O1 distorts more because it is oil-hardening rather than air-hardening, and the quench method drives dimensional movement. To harden O1, you heat it and quench it in oil, and that relatively rapid, uneven cooling induces thermal and transformation stresses that cause the part to move and sometimes warp. A2, by contrast, hardens in still air, so it cools slowly and uniformly with far less stress, which is why it moves so little and is favored for tight-tolerance tooling. The practical consequence is grind-stock allowance. When you machine an O1 tool before hardening, you must leave more material so you can grind it back to final size after the part has moved in quench. With A2 you can leave less stock because the distortion is minimal. O1 still has a place: it machines and grinds easily in the annealed state, hardens to about 62 HRC, and is economical, making it excellent for short-run dies, gauges, and fixtures where size control is forgiving. When dimensional precision through heat treat is critical, the air-hardening grades like A2 are worth their higher cost.
For a punch subjected to heavy impact or shock, S7 is the grade designed for the job. S7 is a shock-resisting tool steel engineered to prioritize toughness over maximum wear resistance, so it tolerates impact and bending loads that would crack or shatter a brittle high-chromium grade like D2. It is air-hardening, giving it good dimensional stability through heat treat, and it hardens to around 54 to 58 HRC, which is enough to resist deformation while keeping the toughness needed to absorb repeated strikes. New Haven shops specify S7 for chisels, heavy-duty punches, shear blades that take shock, and any tooling that experiences sudden mechanical loading. The tradeoff is that S7 wears faster than D2 in purely abrasive applications, so it is not the right choice for a long-run blanking die where the failure mode is wear rather than impact. The deciding question is always how the tool will fail in service: if cracking and chipping under shock is the threat, choose S7; if abrasive wear over a long run is the threat, choose a more wear-resistant grade and accept lower impact tolerance.

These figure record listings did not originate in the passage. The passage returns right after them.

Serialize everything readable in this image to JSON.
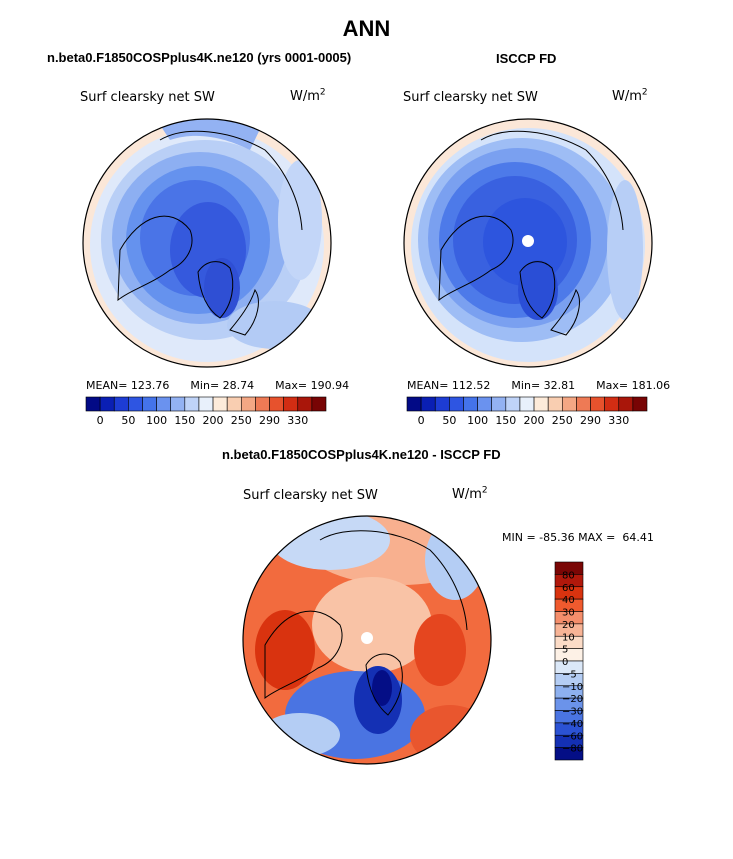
{
  "figure": {
    "title": "ANN",
    "left_panel_title": "n.beta0.F1850COSPplus4K.ne120 (yrs 0001-0005)",
    "right_panel_title": "ISCCP FD",
    "diff_panel_title": "n.beta0.F1850COSPplus4K.ne120 - ISCCP FD"
  },
  "panels": {
    "left": {
      "variable": "Surf clearsky net SW",
      "units": "W/m2",
      "stats": {
        "mean_label": "MEAN=",
        "mean": "123.76",
        "min_label": "Min=",
        "min": "28.74",
        "max_label": "Max=",
        "max": "190.94"
      }
    },
    "right": {
      "variable": "Surf clearsky net SW",
      "units": "W/m2",
      "stats": {
        "mean_label": "MEAN=",
        "mean": "112.52",
        "min_label": "Min=",
        "min": "32.81",
        "max_label": "Max=",
        "max": "181.06"
      }
    },
    "diff": {
      "variable": "Surf clearsky net SW",
      "units": "W/m2",
      "minmax_text": "MIN = -85.36 MAX =  64.41"
    }
  },
  "colorbars": {
    "field": {
      "colors": [
        "#020a86",
        "#0a1fb4",
        "#1d3cd4",
        "#2e55e2",
        "#4473ea",
        "#6a92ef",
        "#93b2f3",
        "#bfd3f8",
        "#e8f0fb",
        "#fdebda",
        "#f9ceb1",
        "#f4a784",
        "#ee7a55",
        "#e7522d",
        "#d22d13",
        "#a9160a",
        "#780404"
      ],
      "tick_labels": [
        "0",
        "50",
        "100",
        "150",
        "200",
        "250",
        "290",
        "330"
      ]
    },
    "diff": {
      "colors": [
        "#7a0605",
        "#b1180b",
        "#d9330f",
        "#f05a2e",
        "#f58e6b",
        "#f8b496",
        "#fcdcc7",
        "#fdf1e6",
        "#dbe8f8",
        "#b4cdf4",
        "#8db0ef",
        "#6b93ea",
        "#4a74e2",
        "#2b52d4",
        "#1430b4",
        "#040e86"
      ],
      "tick_labels": [
        "80",
        "60",
        "40",
        "30",
        "20",
        "10",
        "5",
        "0",
        "−5",
        "−10",
        "−20",
        "−30",
        "−40",
        "−60",
        "−80"
      ]
    }
  }
}
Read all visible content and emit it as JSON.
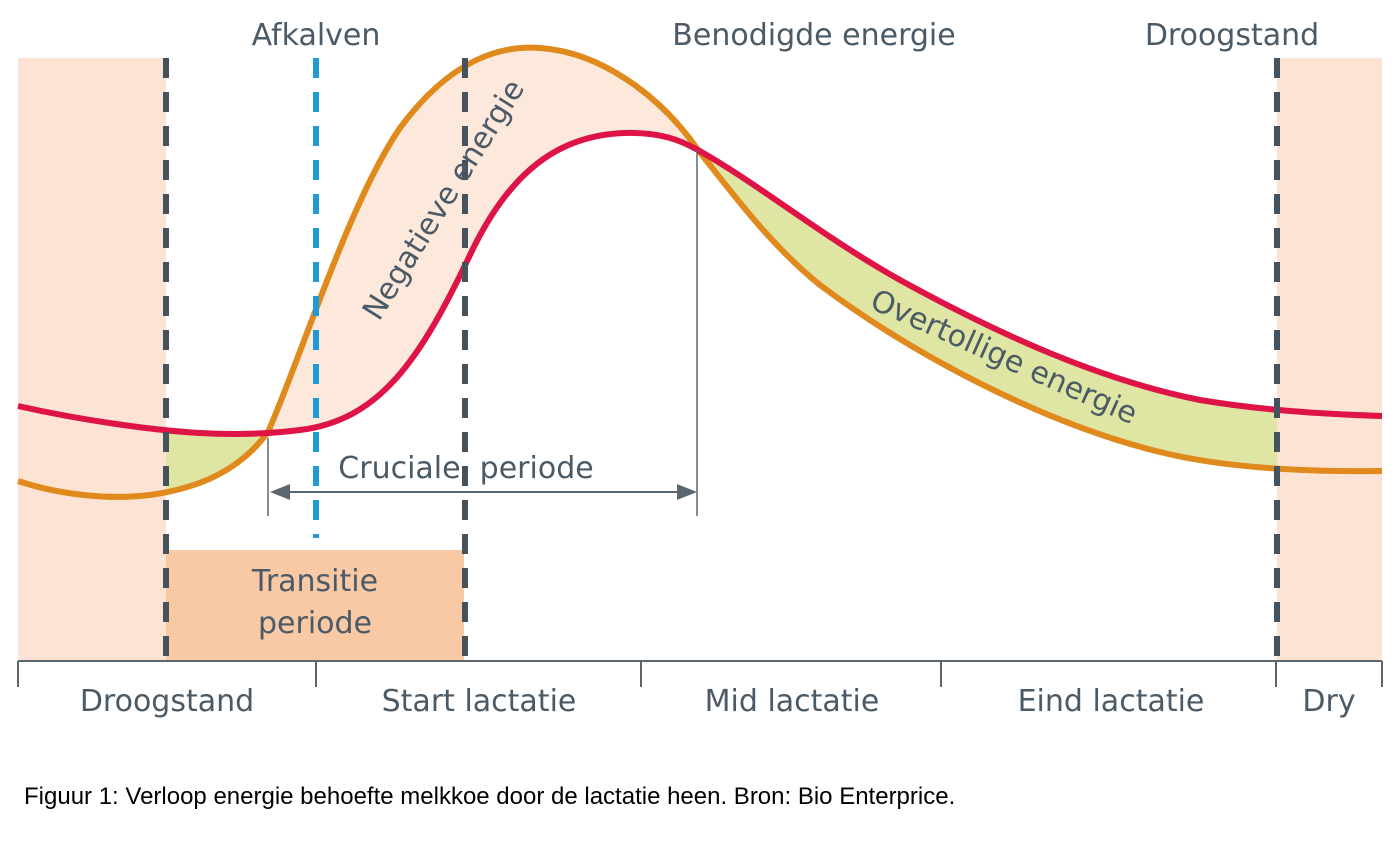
{
  "colors": {
    "dry_fill": "#fde3d3",
    "transition_fill": "#f9c9a6",
    "negative_fill": "#fde9dc",
    "surplus_fill": "#dfe6a4",
    "intake_curve": "#e0891c",
    "need_curve": "#de1346",
    "dashed_dark": "#46525c",
    "dashed_blue": "#1e9ad6",
    "text": "#4a5a66"
  },
  "top_labels": {
    "calving": "Afkalven",
    "needed_energy": "Benodigde energie",
    "dry_off": "Droogstand"
  },
  "regions": {
    "negative_energy": "Negatieve energie",
    "surplus_energy": "Overtollige energie",
    "crucial_period": "Cruciale  periode",
    "transition_line1": "Transitie",
    "transition_line2": "periode"
  },
  "phases": [
    "Droogstand",
    "Start lactatie",
    "Mid lactatie",
    "Eind lactatie",
    "Dry"
  ],
  "caption": "Figuur 1: Verloop energie behoefte melkkoe door de lactatie heen. Bron: Bio Enterprice."
}
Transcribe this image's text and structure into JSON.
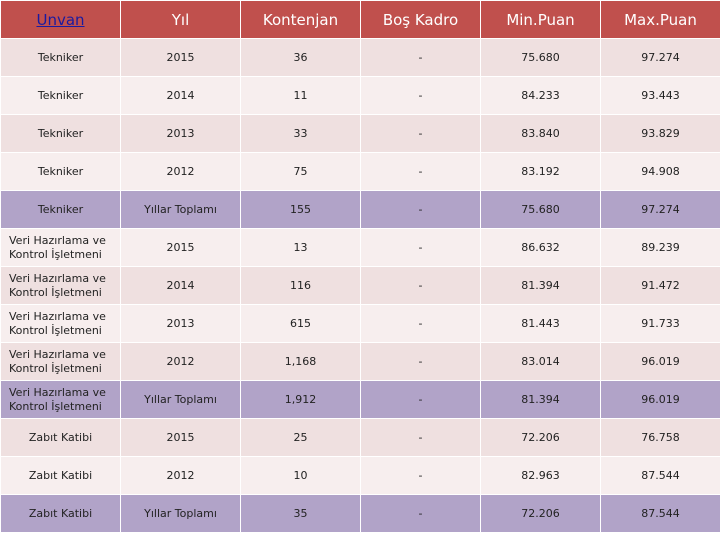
{
  "headers": [
    "Unvan",
    "Yıl",
    "Kontenjan",
    "Boş Kadro",
    "Min.Puan",
    "Max.Puan"
  ],
  "rows": [
    {
      "unvan": "Tekniker",
      "yil": "2015",
      "kontenjan": "36",
      "bos": "-",
      "min": "75.680",
      "max": "97.274",
      "type": "odd"
    },
    {
      "unvan": "Tekniker",
      "yil": "2014",
      "kontenjan": "11",
      "bos": "-",
      "min": "84.233",
      "max": "93.443",
      "type": "even"
    },
    {
      "unvan": "Tekniker",
      "yil": "2013",
      "kontenjan": "33",
      "bos": "-",
      "min": "83.840",
      "max": "93.829",
      "type": "odd"
    },
    {
      "unvan": "Tekniker",
      "yil": "2012",
      "kontenjan": "75",
      "bos": "-",
      "min": "83.192",
      "max": "94.908",
      "type": "even"
    },
    {
      "unvan": "Tekniker",
      "yil": "Yıllar Toplamı",
      "kontenjan": "155",
      "bos": "-",
      "min": "75.680",
      "max": "97.274",
      "type": "total"
    },
    {
      "unvan": "Veri Hazırlama ve Kontrol İşletmeni",
      "yil": "2015",
      "kontenjan": "13",
      "bos": "-",
      "min": "86.632",
      "max": "89.239",
      "type": "even"
    },
    {
      "unvan": "Veri Hazırlama ve Kontrol İşletmeni",
      "yil": "2014",
      "kontenjan": "116",
      "bos": "-",
      "min": "81.394",
      "max": "91.472",
      "type": "odd"
    },
    {
      "unvan": "Veri Hazırlama ve Kontrol İşletmeni",
      "yil": "2013",
      "kontenjan": "615",
      "bos": "-",
      "min": "81.443",
      "max": "91.733",
      "type": "even"
    },
    {
      "unvan": "Veri Hazırlama ve Kontrol İşletmeni",
      "yil": "2012",
      "kontenjan": "1,168",
      "bos": "-",
      "min": "83.014",
      "max": "96.019",
      "type": "odd"
    },
    {
      "unvan": "Veri Hazırlama ve Kontrol İşletmeni",
      "yil": "Yıllar Toplamı",
      "kontenjan": "1,912",
      "bos": "-",
      "min": "81.394",
      "max": "96.019",
      "type": "total"
    },
    {
      "unvan": "Zabıt Katibi",
      "yil": "2015",
      "kontenjan": "25",
      "bos": "-",
      "min": "72.206",
      "max": "76.758",
      "type": "odd"
    },
    {
      "unvan": "Zabıt Katibi",
      "yil": "2012",
      "kontenjan": "10",
      "bos": "-",
      "min": "82.963",
      "max": "87.544",
      "type": "even"
    },
    {
      "unvan": "Zabıt Katibi",
      "yil": "Yıllar Toplamı",
      "kontenjan": "35",
      "bos": "-",
      "min": "72.206",
      "max": "87.544",
      "type": "total"
    }
  ],
  "colors": {
    "header_bg": "#c0504d",
    "row_odd": "#efe0e0",
    "row_even": "#f7eeee",
    "row_total": "#b1a3c8",
    "link_text": "#1a1aa0"
  }
}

It depends on your process and the tolerances involved. Most precision tooling is bought in the annealed condition, machined close to final shape, then hardened and finish-ground to size. Buying annealed gives you full control over the final hardness and lets you machine freely with standard tooling before heat treat, which is the right approach for dies, molds, and fixtures that need a specific working hardness and tight final tolerances. The grade you choose dictates how much grind stock to leave, since air-hardening grades like A2, D2, H13, and S7 move little while oil-hardening O1 distorts more and needs additional allowance. Pre-hardened stock makes sense when you want to skip the heat-treat step and the as-supplied hardness is acceptable for the application, which is common for some mold bases and fixtures. The downside is that pre-hardened stock is harder to machine and you cannot adjust the hardness afterward. For New Haven medical and aerospace tooling under documented quality systems, also confirm certified chemistry and hardenability data, and consider precision-ground, decarb-free stock to save machining time and protect edge retention.